Grace Reckers, an organizer with OPEIU-Local 2, the union that represents 4,800 Kaiser members in the D.C. metro area, said that they were in “a bit of a limbo” but hoping to cement the terms of the temporary agreement that they reached last week. Reckers said that they were working on getting more information but she was not able to respond to detailed questions about the discussions before the deadline for this story.
Workers at Capitol Hill Medical Center, a seven-story medical facility next to Union Station, seemed hopeful about the tentative agreement.
“Overall they were giving us what we were asking for,” said Susan Moody, a shop steward and member experience receptionist at the medical center who has worked for Kaiser since she was hired on the spot more than 29 years ago. Moody said that she appreciates the organization and her job but voted for the strike to ensure that incoming staff would have the same benefits as other workers.

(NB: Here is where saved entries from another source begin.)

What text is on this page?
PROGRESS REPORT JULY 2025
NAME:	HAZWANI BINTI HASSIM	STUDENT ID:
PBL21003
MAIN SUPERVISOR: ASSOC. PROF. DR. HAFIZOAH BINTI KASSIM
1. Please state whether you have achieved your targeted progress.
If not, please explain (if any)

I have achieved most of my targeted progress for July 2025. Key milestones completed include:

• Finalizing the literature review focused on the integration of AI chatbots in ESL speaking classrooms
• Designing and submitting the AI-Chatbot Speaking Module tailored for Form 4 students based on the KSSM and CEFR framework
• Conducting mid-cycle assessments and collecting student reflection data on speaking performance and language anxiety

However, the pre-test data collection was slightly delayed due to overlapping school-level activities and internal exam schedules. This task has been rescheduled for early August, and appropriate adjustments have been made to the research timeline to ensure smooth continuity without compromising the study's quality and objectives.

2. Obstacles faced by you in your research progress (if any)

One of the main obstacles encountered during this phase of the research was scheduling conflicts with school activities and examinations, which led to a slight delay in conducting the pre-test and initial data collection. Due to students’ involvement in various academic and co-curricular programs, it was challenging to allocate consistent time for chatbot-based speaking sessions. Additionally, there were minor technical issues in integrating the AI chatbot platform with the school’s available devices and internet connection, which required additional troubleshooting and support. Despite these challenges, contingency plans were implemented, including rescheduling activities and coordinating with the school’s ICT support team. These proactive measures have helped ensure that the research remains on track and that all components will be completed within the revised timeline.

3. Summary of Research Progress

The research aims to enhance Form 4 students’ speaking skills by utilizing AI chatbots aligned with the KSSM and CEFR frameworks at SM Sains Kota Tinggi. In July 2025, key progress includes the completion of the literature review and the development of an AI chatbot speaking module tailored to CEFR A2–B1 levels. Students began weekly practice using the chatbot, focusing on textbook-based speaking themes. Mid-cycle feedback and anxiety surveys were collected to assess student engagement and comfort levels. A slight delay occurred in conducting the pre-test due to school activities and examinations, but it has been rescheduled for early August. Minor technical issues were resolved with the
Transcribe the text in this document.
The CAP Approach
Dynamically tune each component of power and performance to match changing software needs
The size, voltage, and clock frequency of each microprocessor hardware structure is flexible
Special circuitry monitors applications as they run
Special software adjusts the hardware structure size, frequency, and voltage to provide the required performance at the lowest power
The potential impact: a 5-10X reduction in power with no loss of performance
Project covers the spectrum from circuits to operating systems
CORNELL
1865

The vast majority of Kaiser workers are located on the West Coast where the health plan has more than 9 million members in California alone, compared to a little over 750,000 in the Mid-Atlantic states. But Kaiser is still a significant player in providing health insurance and care in D.C.
Moody said that the strike vote in D.C. showed that Kaiser workers had solidarity throughout the country.
More than 90 percent of the nearly 3,500 Kaiser employees in Washington D.C. who turned out to vote late last month opted for authorizing the strike.
“I think they didn’t figure local 2 would have the same level of solidarity,” Moody said. But she said the vote “showed we were going to stick together.”
The vote to strike at Kaiser received national attention in recent weeks. It would have been the largest strike in the United States in decades. Democratic candidates for the presidency like Senator Bernie Sanders of Vermont and Senator Kamala Harris of California took to Twitter to express their solidarity with Kaiser workers.
Kaiser is one of the largest unionized employers in the country. Over the past two decades it has experienced relative a relatively peaceful relationship with its workforce, supported by a labor-management partnership, which helps settle disputes and gives workers more of a say in the nonprofit’s decision-making.
The strike vote may show strains in that partnership.
Last year the group of unions representing workers in the labor-management partnership split into two groups. One group, which mostly represents nurses, settled a contract with Kaiser last year and did not join
the strike vote.
At Capitol Hill Medical Center in D.C., nurses are unionized with UFCW Local 400, which was largely silent about the strike.
Kaiser Permanente Mid-Atlantic did not immediately respond to a request for comment. Kaiser Permanente released a statement announcing the tentative agreement on September 25.
If the tentative agreement does not hold, and Kaiser workers go on strike, Capitol Hill Medical Center could see more than 200 employees walk out. Kaiser has said that it will ensure that patients still receive the same level of care.